Au cours de l'année écoulée, Odessa a subi des attaques constantes à la roquette. Parfois, Olga et leur chien, Yurasik, devaient se blottir dans la salle de bain, l'endroit le plus sûr de leur appartement. Et pourtant, le couple garde son optimisme. Lorsque je lui demande s'il envisagerait de quitter l'Ukraine, il répond : « Non, c'est chez moi, et je veux rester et me rendre utile ». Il me rappelle que son nom, Mykola, une variante ukrainienne de Nicolas, signifie « victoire du peuple ».
Olga propose un toast : « Victoire aux peuples de Crimée et d'Ukraine ».
Samedi 14 heures, Lviv
Nous sommes de retour à l'opéra pour célébrer le 30e anniversaire du Rotary club de Lviv, même si, techniquement, il s'agit plutôt d'une célébration de la refondation du club. Créé en 1935, le club, le premier de la ville, a été dissous pendant la Seconde Guerre mondiale ; le club actuel a en effet été réadmis en 1992.
Je m'entretiens avec Sergii Zavadskyi, ancien gouverneur du district 2232 et membre du Rotary club de Kyiv-City. Il est impatient de me parler de ce que fait le Rotary à Moshchun, un village autrefois pittoresque situé à l'extérieur de Kiev qui a été presque entièrement détruit par les forces russes.
Le club de Sergii s'est associé au Rotary club d'Ivano-Frankivsk et à l'organisation caritative UA Dream pour reconstruire Moshchun. Ils ont été rejoints par le Rotary club de Kyiv-Sophia et aidés par des subventions Secours en cas de catastrophe de la Fondation Rotary et des contributions de clubs et de districts de plusieurs autres pays.
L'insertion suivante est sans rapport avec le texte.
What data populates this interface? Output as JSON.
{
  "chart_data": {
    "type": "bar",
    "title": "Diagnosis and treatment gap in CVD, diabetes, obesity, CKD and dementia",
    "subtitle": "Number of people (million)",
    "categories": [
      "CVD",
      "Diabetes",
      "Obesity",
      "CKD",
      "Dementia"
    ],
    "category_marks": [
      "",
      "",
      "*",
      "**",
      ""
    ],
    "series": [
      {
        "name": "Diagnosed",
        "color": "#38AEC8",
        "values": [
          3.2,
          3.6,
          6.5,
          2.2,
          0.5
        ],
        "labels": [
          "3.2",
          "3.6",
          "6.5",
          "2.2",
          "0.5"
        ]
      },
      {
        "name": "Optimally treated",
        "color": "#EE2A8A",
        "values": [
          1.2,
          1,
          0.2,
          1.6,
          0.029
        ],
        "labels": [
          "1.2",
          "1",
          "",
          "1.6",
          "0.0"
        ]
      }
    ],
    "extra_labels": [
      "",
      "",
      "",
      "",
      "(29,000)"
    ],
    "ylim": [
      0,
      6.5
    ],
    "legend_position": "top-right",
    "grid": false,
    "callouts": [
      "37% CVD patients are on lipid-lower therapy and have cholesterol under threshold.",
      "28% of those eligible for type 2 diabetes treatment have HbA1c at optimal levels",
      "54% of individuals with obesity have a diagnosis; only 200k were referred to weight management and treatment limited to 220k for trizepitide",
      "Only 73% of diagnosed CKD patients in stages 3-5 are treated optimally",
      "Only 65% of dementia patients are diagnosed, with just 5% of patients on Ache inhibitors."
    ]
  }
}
La première maison modulaire a été installée en juin pour Lyubov Topol, qui a perdu sa maison et son fils unique lorsqu'une bombe a atterri à côté de leur foyer. D'autres maisons modulaires sont bientôt arrivées pour ses voisins et d'autres familles. En feuilletant les photos sur son téléphone, Sergii me dit : « Nous nous efforçons de faire revivre cet ancien village en offrant aux habitants une vie décente, notamment un toit au-dessus de leur tête, des murs et du chauffage. »
Dimanche 6 heures, do pobachennya (au revoir)
Il fait encore nuit lorsque Borys et Vasyl viennent me chercher à l'hôtel Lviv pour me conduire dans la ville polonaise de Rzeszów. Avant de nous dire au revoir — do pobachennya — Vasyl fait un salut à trois doigts, souvent utilisé à l'époque du mouvement indépendantiste ukrainien dans les années 1990, et répète les mots prononcés par le président ukrainien Volodymyr Zelensky deux mois plus tôt : « Nous avions l'habitude de dire "paix". Maintenant, nous disons "victoire". »
Cet article est tiré du numéro de mars 2023 du magazine Rotary.